The greater problem in time travel may be passing through a singularity to get to the other side. It seems doubtful that information can pass through a singularity, without being destroyed. If something can exist as anything other than undifferentiated substance while passing through a singularity, we are not talking about a singularity at all. All collections of information require space to exist, and a singularity by definition is void of space. There would have to be some other way to get to the other side, if it is possible at all. Maybe information could be transmitted to the other side through something like quantum entanglement. Perhaps there is some way to access the 5th dimension and travel to the other side without passing through a singularity. Perhaps time cannot flow backwards in any space. Who knows?
Time travel by passing into a time-space of opposite polarity faces a correspondence problem.
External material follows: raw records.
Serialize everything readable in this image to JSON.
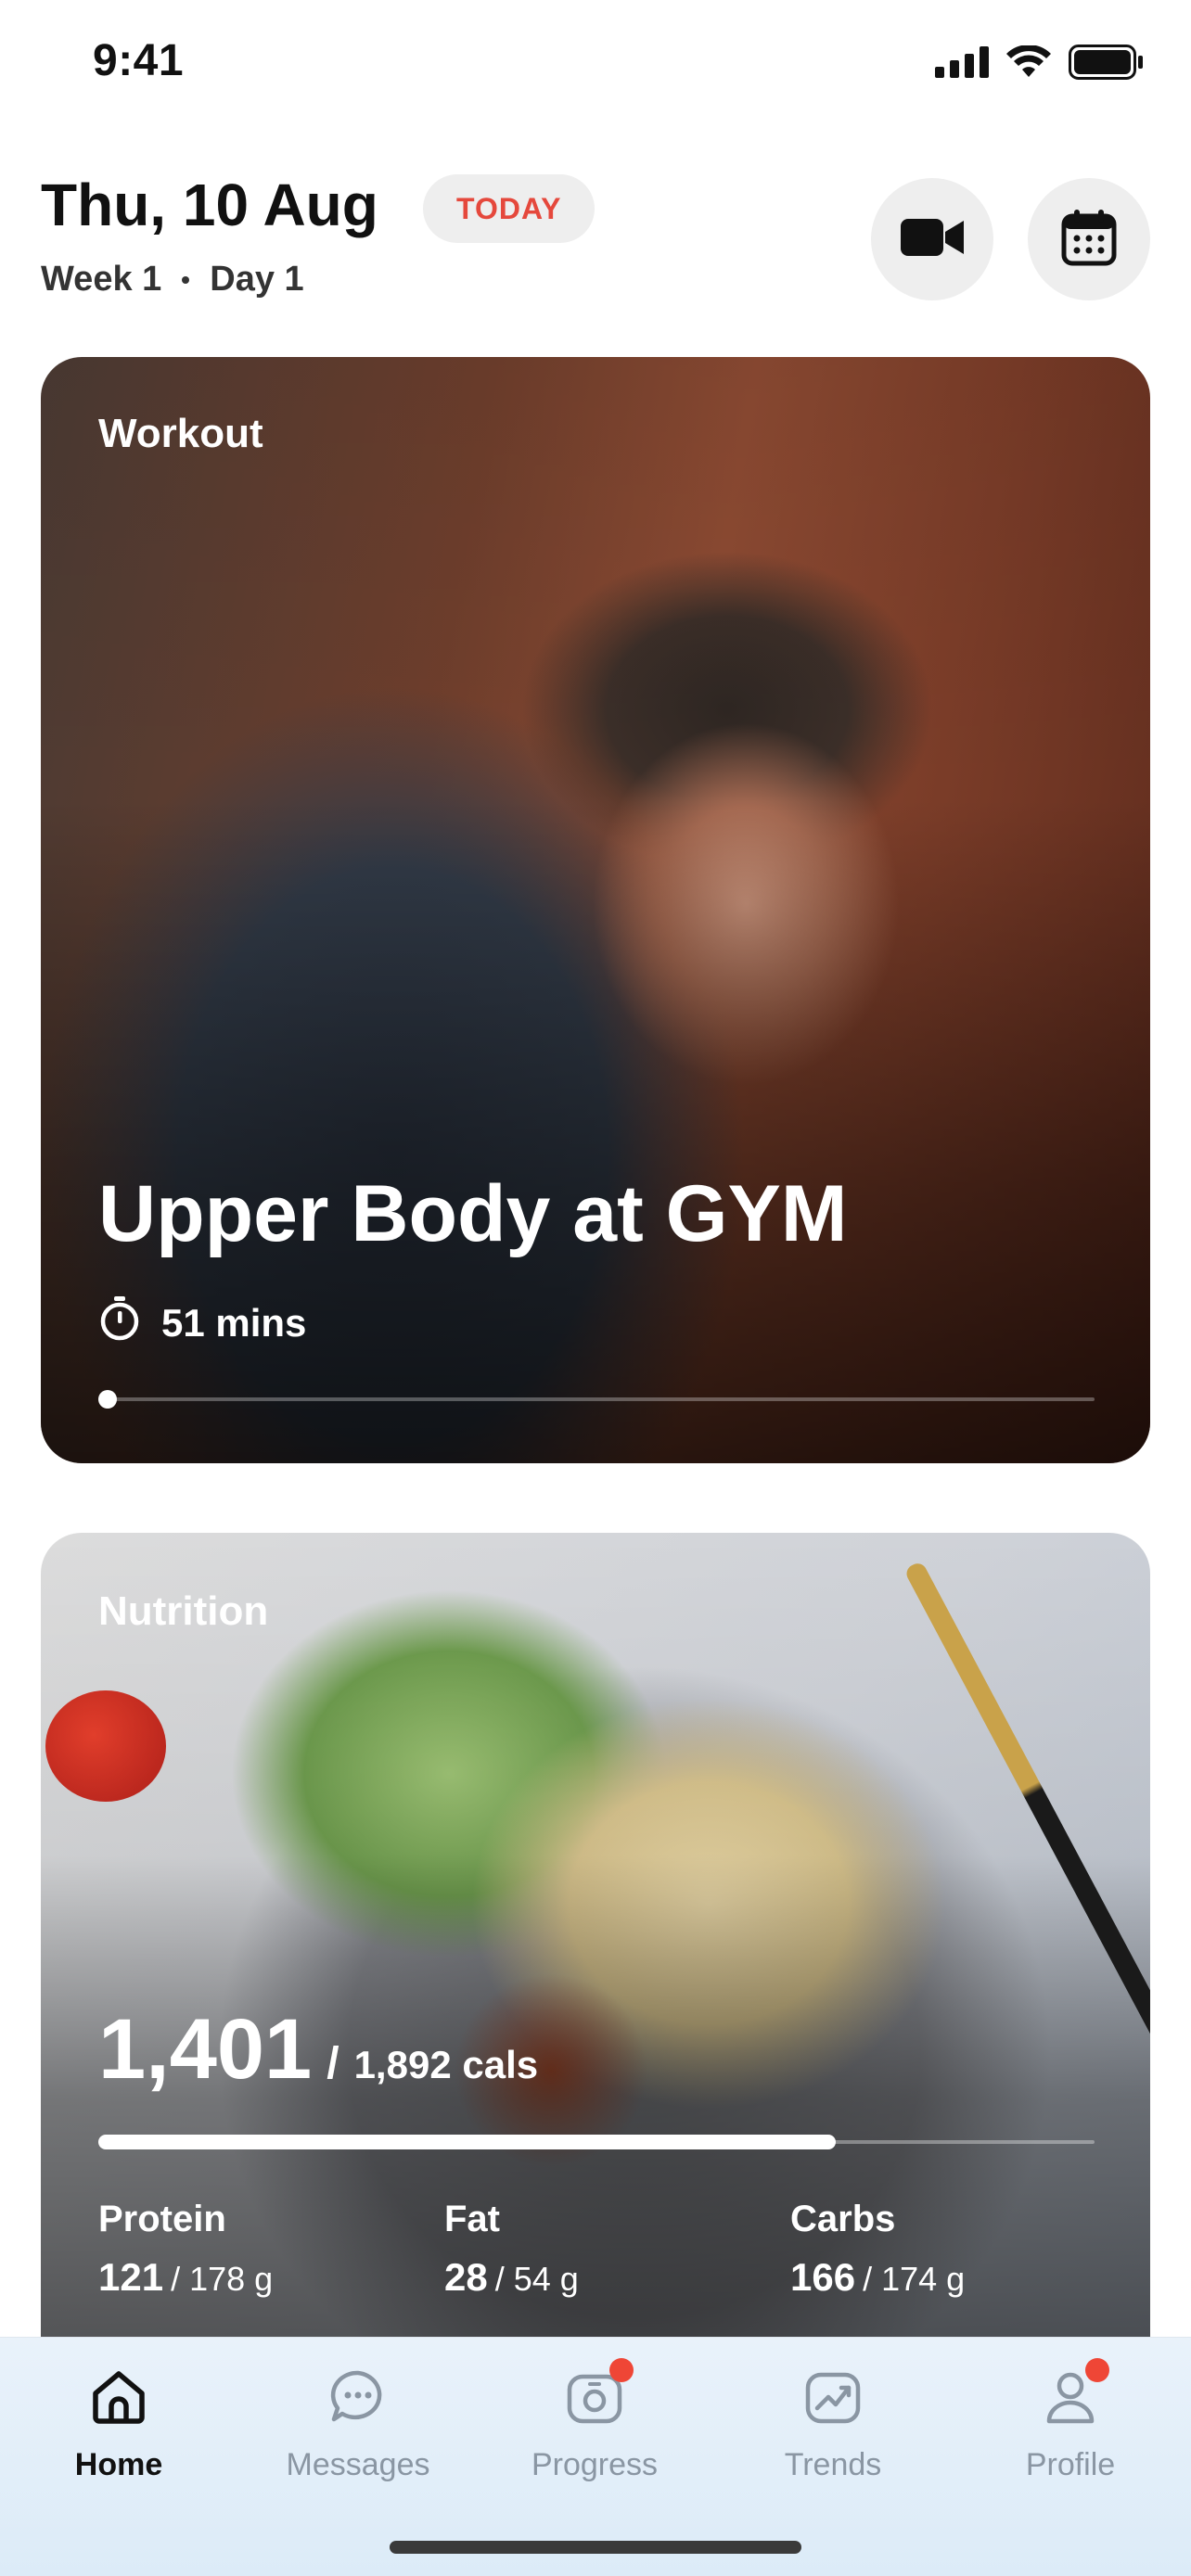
{
  "status_bar": {
    "time": "9:41"
  },
  "header": {
    "date": "Thu, 10 Aug",
    "today_badge": "TODAY",
    "week": "Week 1",
    "day": "Day 1",
    "icons": [
      "video-camera-icon",
      "calendar-icon"
    ]
  },
  "workout": {
    "label": "Workout",
    "title": "Upper Body at GYM",
    "duration": "51 mins",
    "progress_fraction": 0.0
  },
  "nutrition": {
    "label": "Nutrition",
    "calories_value": "1,401",
    "slash": "/",
    "calories_target": "1,892 cals",
    "progress_fraction": 0.74,
    "macros": [
      {
        "name": "Protein",
        "current": "121",
        "rest": "/ 178 g"
      },
      {
        "name": "Fat",
        "current": "28",
        "rest": "/ 54 g"
      },
      {
        "name": "Carbs",
        "current": "166",
        "rest": "/ 174 g"
      }
    ]
  },
  "tabs": [
    {
      "label": "Home",
      "icon": "home-icon",
      "active": true,
      "badge": false
    },
    {
      "label": "Messages",
      "icon": "messages-icon",
      "active": false,
      "badge": false
    },
    {
      "label": "Progress",
      "icon": "progress-camera-icon",
      "active": false,
      "badge": true
    },
    {
      "label": "Trends",
      "icon": "trends-icon",
      "active": false,
      "badge": false
    },
    {
      "label": "Profile",
      "icon": "profile-icon",
      "active": false,
      "badge": true
    }
  ],
  "colors": {
    "accent_red": "#e5483c",
    "badge_red": "#ef4636",
    "inactive_tab": "#8a96a3"
  }
}
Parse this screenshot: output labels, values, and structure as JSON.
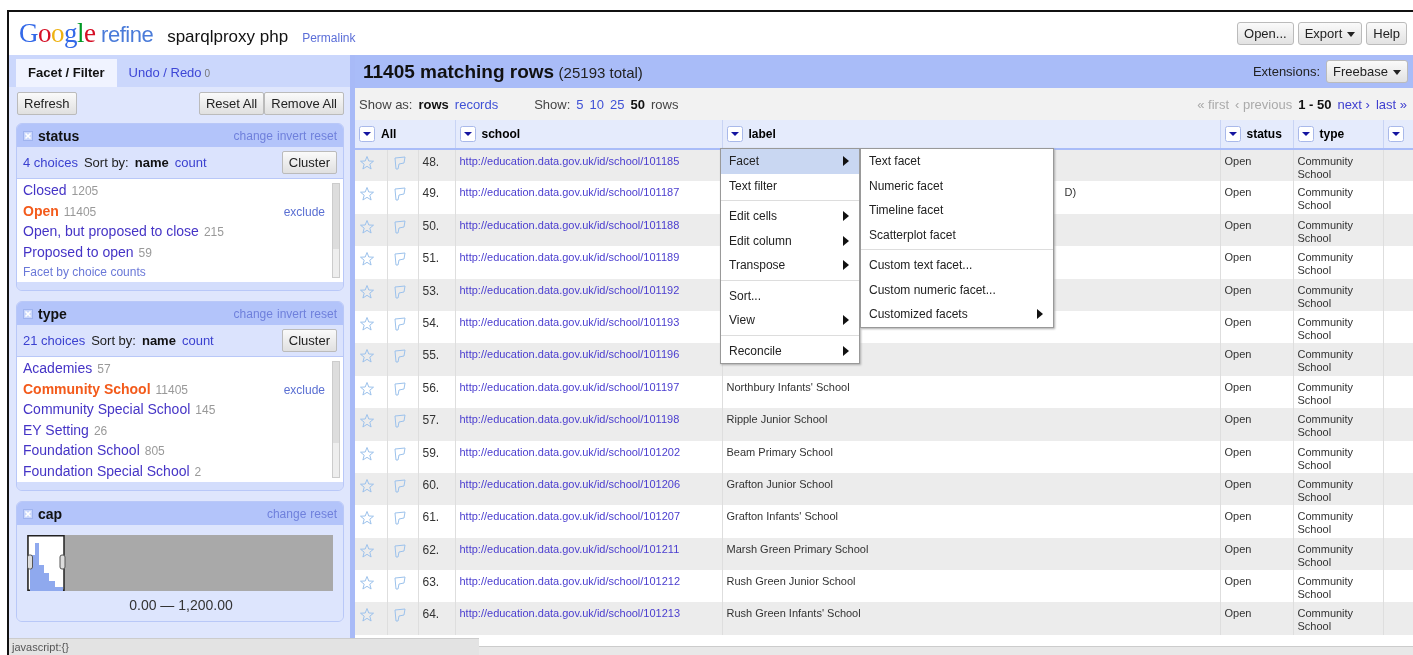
{
  "header": {
    "logo": "Google",
    "product": "refine",
    "project_name": "sparqlproxy php",
    "permalink": "Permalink",
    "buttons": [
      {
        "label": "Open...",
        "kind": "plain"
      },
      {
        "label": "Export",
        "kind": "dropdown"
      },
      {
        "label": "Help",
        "kind": "plain"
      }
    ]
  },
  "left_tabs": [
    {
      "label": "Facet / Filter",
      "selected": true
    },
    {
      "label": "Undo / Redo",
      "count": "0",
      "selected": false
    }
  ],
  "facet_toolbar": {
    "refresh": "Refresh",
    "buttons": [
      "Reset All",
      "Remove All"
    ]
  },
  "facets": [
    {
      "kind": "list",
      "title": "status",
      "actions": [
        "change",
        "invert",
        "reset"
      ],
      "choices_count": "4 choices",
      "sort_label": "Sort by:",
      "sort_options": [
        {
          "label": "name",
          "selected": true
        },
        {
          "label": "count",
          "selected": false
        }
      ],
      "cluster": "Cluster",
      "choices": [
        {
          "name": "Closed",
          "count": "1205",
          "selected": false
        },
        {
          "name": "Open",
          "count": "11405",
          "selected": true,
          "exclude": "exclude"
        },
        {
          "name": "Open, but proposed to close",
          "count": "215",
          "selected": false
        },
        {
          "name": "Proposed to open",
          "count": "59",
          "selected": false
        }
      ],
      "footer_link": "Facet by choice counts"
    },
    {
      "kind": "list",
      "title": "type",
      "actions": [
        "change",
        "invert",
        "reset"
      ],
      "choices_count": "21 choices",
      "sort_label": "Sort by:",
      "sort_options": [
        {
          "label": "name",
          "selected": true
        },
        {
          "label": "count",
          "selected": false
        }
      ],
      "cluster": "Cluster",
      "choices": [
        {
          "name": "Academies",
          "count": "57",
          "selected": false
        },
        {
          "name": "Community School",
          "count": "11405",
          "selected": true,
          "exclude": "exclude"
        },
        {
          "name": "Community Special School",
          "count": "145",
          "selected": false
        },
        {
          "name": "EY Setting",
          "count": "26",
          "selected": false
        },
        {
          "name": "Foundation School",
          "count": "805",
          "selected": false
        },
        {
          "name": "Foundation Special School",
          "count": "2",
          "selected": false
        }
      ]
    },
    {
      "kind": "range",
      "title": "cap",
      "actions": [
        "change",
        "reset"
      ],
      "range_label": "0.00 — 1,200.00"
    }
  ],
  "grid": {
    "title": "11405 matching rows",
    "total": "(25193 total)",
    "extensions_label": "Extensions:",
    "extensions_button": "Freebase",
    "show_as_label": "Show as:",
    "show_as": [
      {
        "label": "rows",
        "selected": true
      },
      {
        "label": "records",
        "selected": false
      }
    ],
    "show_label": "Show:",
    "page_sizes": [
      {
        "label": "5",
        "selected": false
      },
      {
        "label": "10",
        "selected": false
      },
      {
        "label": "25",
        "selected": false
      },
      {
        "label": "50",
        "selected": true
      }
    ],
    "page_sizes_suffix": "rows",
    "pager": [
      {
        "kind": "link",
        "label": "« first",
        "disabled": true
      },
      {
        "kind": "link",
        "label": "‹ previous",
        "disabled": true
      },
      {
        "kind": "range",
        "label": "1 - 50"
      },
      {
        "kind": "link",
        "label": "next ›",
        "disabled": false
      },
      {
        "kind": "link",
        "label": "last »",
        "disabled": false
      }
    ],
    "columns": [
      {
        "kind": "all",
        "label": "All"
      },
      {
        "kind": "data",
        "label": "school"
      },
      {
        "kind": "data",
        "label": "label"
      },
      {
        "kind": "data",
        "label": "status"
      },
      {
        "kind": "data",
        "label": "type"
      },
      {
        "kind": "partial"
      }
    ],
    "rows": [
      {
        "index": "48.",
        "school": "http://education.data.gov.uk/id/school/101185",
        "status": "Open",
        "type": "Community School"
      },
      {
        "index": "49.",
        "school": "http://education.data.gov.uk/id/school/101187",
        "label": "D)",
        "label_clipped": true,
        "status": "Open",
        "type": "Community School"
      },
      {
        "index": "50.",
        "school": "http://education.data.gov.uk/id/school/101188",
        "status": "Open",
        "type": "Community School"
      },
      {
        "index": "51.",
        "school": "http://education.data.gov.uk/id/school/101189",
        "status": "Open",
        "type": "Community School"
      },
      {
        "index": "53.",
        "school": "http://education.data.gov.uk/id/school/101192",
        "status": "Open",
        "type": "Community School"
      },
      {
        "index": "54.",
        "school": "http://education.data.gov.uk/id/school/101193",
        "status": "Open",
        "type": "Community School"
      },
      {
        "index": "55.",
        "school": "http://education.data.gov.uk/id/school/101196",
        "status": "Open",
        "type": "Community School"
      },
      {
        "index": "56.",
        "school": "http://education.data.gov.uk/id/school/101197",
        "label": "Northbury Infants' School",
        "status": "Open",
        "type": "Community School"
      },
      {
        "index": "57.",
        "school": "http://education.data.gov.uk/id/school/101198",
        "label": "Ripple Junior School",
        "status": "Open",
        "type": "Community School"
      },
      {
        "index": "59.",
        "school": "http://education.data.gov.uk/id/school/101202",
        "label": "Beam Primary School",
        "status": "Open",
        "type": "Community School"
      },
      {
        "index": "60.",
        "school": "http://education.data.gov.uk/id/school/101206",
        "label": "Grafton Junior School",
        "status": "Open",
        "type": "Community School"
      },
      {
        "index": "61.",
        "school": "http://education.data.gov.uk/id/school/101207",
        "label": "Grafton Infants' School",
        "status": "Open",
        "type": "Community School"
      },
      {
        "index": "62.",
        "school": "http://education.data.gov.uk/id/school/101211",
        "label": "Marsh Green Primary School",
        "status": "Open",
        "type": "Community School"
      },
      {
        "index": "63.",
        "school": "http://education.data.gov.uk/id/school/101212",
        "label": "Rush Green Junior School",
        "status": "Open",
        "type": "Community School"
      },
      {
        "index": "64.",
        "school": "http://education.data.gov.uk/id/school/101213",
        "label": "Rush Green Infants' School",
        "status": "Open",
        "type": "Community School"
      }
    ]
  },
  "context_menu": {
    "groups": [
      [
        {
          "label": "Facet",
          "submenu": true,
          "selected": true
        },
        {
          "label": "Text filter",
          "submenu": false,
          "selected": false
        }
      ],
      [
        {
          "label": "Edit cells",
          "submenu": true,
          "selected": false
        },
        {
          "label": "Edit column",
          "submenu": true,
          "selected": false
        },
        {
          "label": "Transpose",
          "submenu": true,
          "selected": false
        }
      ],
      [
        {
          "label": "Sort...",
          "submenu": false,
          "selected": false
        },
        {
          "label": "View",
          "submenu": true,
          "selected": false
        }
      ],
      [
        {
          "label": "Reconcile",
          "submenu": true,
          "selected": false
        }
      ]
    ]
  },
  "submenu": {
    "groups": [
      [
        {
          "label": "Text facet",
          "submenu": false,
          "selected": false
        },
        {
          "label": "Numeric facet",
          "submenu": false,
          "selected": false
        },
        {
          "label": "Timeline facet",
          "submenu": false,
          "selected": false
        },
        {
          "label": "Scatterplot facet",
          "submenu": false,
          "selected": false
        }
      ],
      [
        {
          "label": "Custom text facet...",
          "submenu": false,
          "selected": false
        },
        {
          "label": "Custom numeric facet...",
          "submenu": false,
          "selected": false
        },
        {
          "label": "Customized facets",
          "submenu": true,
          "selected": false
        }
      ]
    ]
  },
  "status_bar": "javascript:{}"
}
If one enters the time-space of opposite polarity at a time and place different from the point of exit, rather destructive dislocations can occur. To think about such time travel without mind-bending dislocations, it can be assumed that opposite polarities of space-time always correspond perfectly to one another, or that dislocations in time or space do not create any serious problems. If time travel is possible by entering and re-emerging from a time-space of opposite polarity, logic requires the existence of parallel universes in both polarities.
The rendering above is intended as a conceptualization of a net-timeless eternity. It is only a rendering with artifacts having nothing intended to do with the concept, unfortunately. It does illustrate opposite polarities of space connected through a singularity, but fails to show that illustrated regions of opposite polarity are separated by a higher-order dimension. Curved 4-dimensional manifolds of space-time separated by a 5th dimension and connected through a singularity are difficult to illustrate in two dimensions. Imagine it if you can.
Theology - Abrahamic
The cosmos gets a brief mention, but the story of genesis is mainly focused on the genesis of humanity, and trying to explain what the hell went wrong. We can be pretty sure our species has not been around forever, and lived in tribal hunter-gatherer societies before the development of agriculture. Genesis can be read as expressing beliefs about evolution of human society from its hunter-gatherer origins. Older specific cosmology, (creation of the cosmos) is not a major part of the story. Except in the sense that nothing material, even the sun, moon, stars, earth, is eternal. These things once did not exist, and will one day pass away. No controversy about that. So why the controversy about Genesis? Of course, the controversy is about the nature of the Creator, or the creative force. That is the point of controversy, but it cannot be resolved scientifically.